© Reuters. FILE PHOTO: British Pound Sterling banknotes are seen in a box at the Money Service Austria company’s headquarters in Vienna, Austria, November 16, 2017.REUTERS/Leonhard Foeger/File photo
By Ritvik Carvalho
LONDON (Reuters) – Britain’s pound rose against the dollar for a second day on Thursday as recovering risk sentiment in global markets helped buoy currencies correlated with economic growth.
Investor nerves over whether vaccinations will successfully head off future lockdowns amid surging coronavirus cases led to a stock selloff earlier this week, whacking sterling as much as 1.3% lower to the dollar on the week.
A broad recovery in stock markets took hold on Wednesday, helping the pound recover.
Sterling continued to rise in morning deals in London on Thursday and was the best performing “G10” currency on the day, up 0.2% at $1.3733 by 0815 GMT.
Against the euro, it was 0.2% higher at 85.84 pence.
“The pound is often the first point of entry in currencies when stock markets push higher,” said Neil Jones, head of FX sales, financial institutions, at Mizuho Bank.
“My sense is the pound has an underlying bid tone. It does appear from recent headlines there is interest from overseas to acquire further pieces of UK plc. Perhaps the inbound FDI (foreign direct investment) theme is in play.”
Earlier this month, Morrisons, Britain’s fourth-largest supermarket chain agreed to a takeover led by SoftBank owned Fortress Investment Group for 6.3 billion pounds ($8.7 billion).
Elsewhere, investors kept an eye on talks between Britain and the European Union on Northern Ireland.

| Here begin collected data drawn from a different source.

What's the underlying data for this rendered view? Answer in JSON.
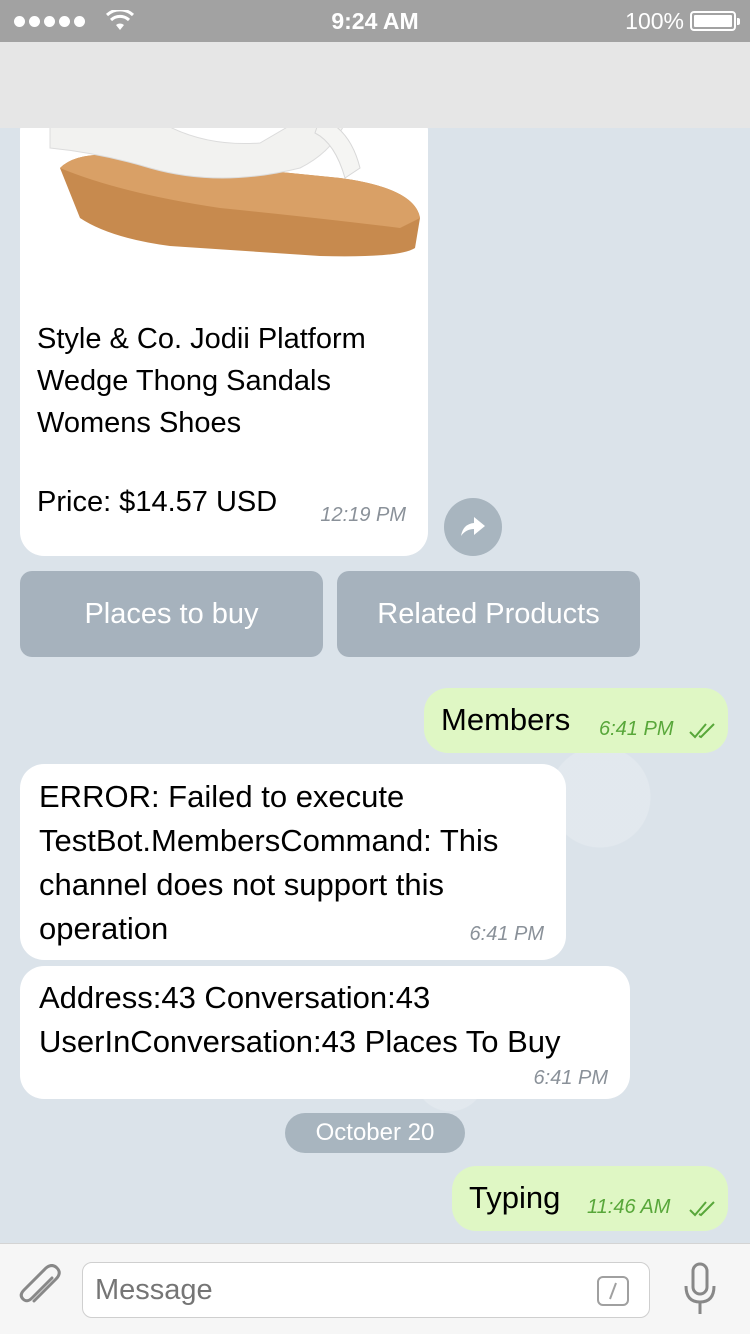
{
  "status_bar": {
    "time": "9:24 AM",
    "battery": "100%",
    "signal_icon": "signal-dots-icon",
    "wifi_icon": "wifi-icon"
  },
  "product": {
    "title": "Style & Co. Jodii Platform Wedge Thong Sandals Womens Shoes",
    "price": "Price: $14.57 USD",
    "time": "12:19 PM",
    "image_icon": "sandal-image"
  },
  "keyboard_buttons": [
    {
      "label": "Places to buy"
    },
    {
      "label": "Related Products"
    }
  ],
  "messages": [
    {
      "direction": "out",
      "text": "Members",
      "time": "6:41 PM"
    },
    {
      "direction": "in",
      "text": "ERROR: Failed to execute TestBot.MembersCommand: This channel does not support this operation",
      "time": "6:41 PM"
    },
    {
      "direction": "in",
      "text": "Address:43 Conversation:43 UserInConversation:43 Places To Buy",
      "time": "6:41 PM"
    },
    {
      "direction": "out",
      "text": "Typing",
      "time": "11:46 AM"
    }
  ],
  "date_separator": "October 20",
  "input": {
    "placeholder": "Message"
  },
  "colors": {
    "outgoing_bubble": "#dff7c4",
    "incoming_bubble": "#ffffff",
    "chat_background": "#dbe3ea",
    "accent_green": "#58a73a",
    "button_gray": "#a6b2bd"
  }
}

Britain demanded on Wednesday that the EU agree to rewrite the Northern Ireland protocol, which covers post-Brexit trade involving the province just a year after it was agreed.
The EU immediately rejected that call, saying Britain needed to respect its international obligations and pointed out it had been negotiated by Prime Minister Boris Johnson.
British Business Secretary Kwasi Kwarteng said on Thursday the EU had been inflexible over renegotiating the Northern Ireland part of the Brexit divorce accord and cautioned Brussels that it was not a deal that would last for ever.
“Overall, we do not expect the noise about the Northern Ireland protocol to trigger any major reaction in the pound although it could continue limiting short-term upside potential while global market sentiment and domestic macro figures will remain the key drivers in the very short term,” said Roberto Cobo Garcia, strategist at BBVA (MC:) in a note to clients.
Retail sales and PMIs for Britain are due on Friday.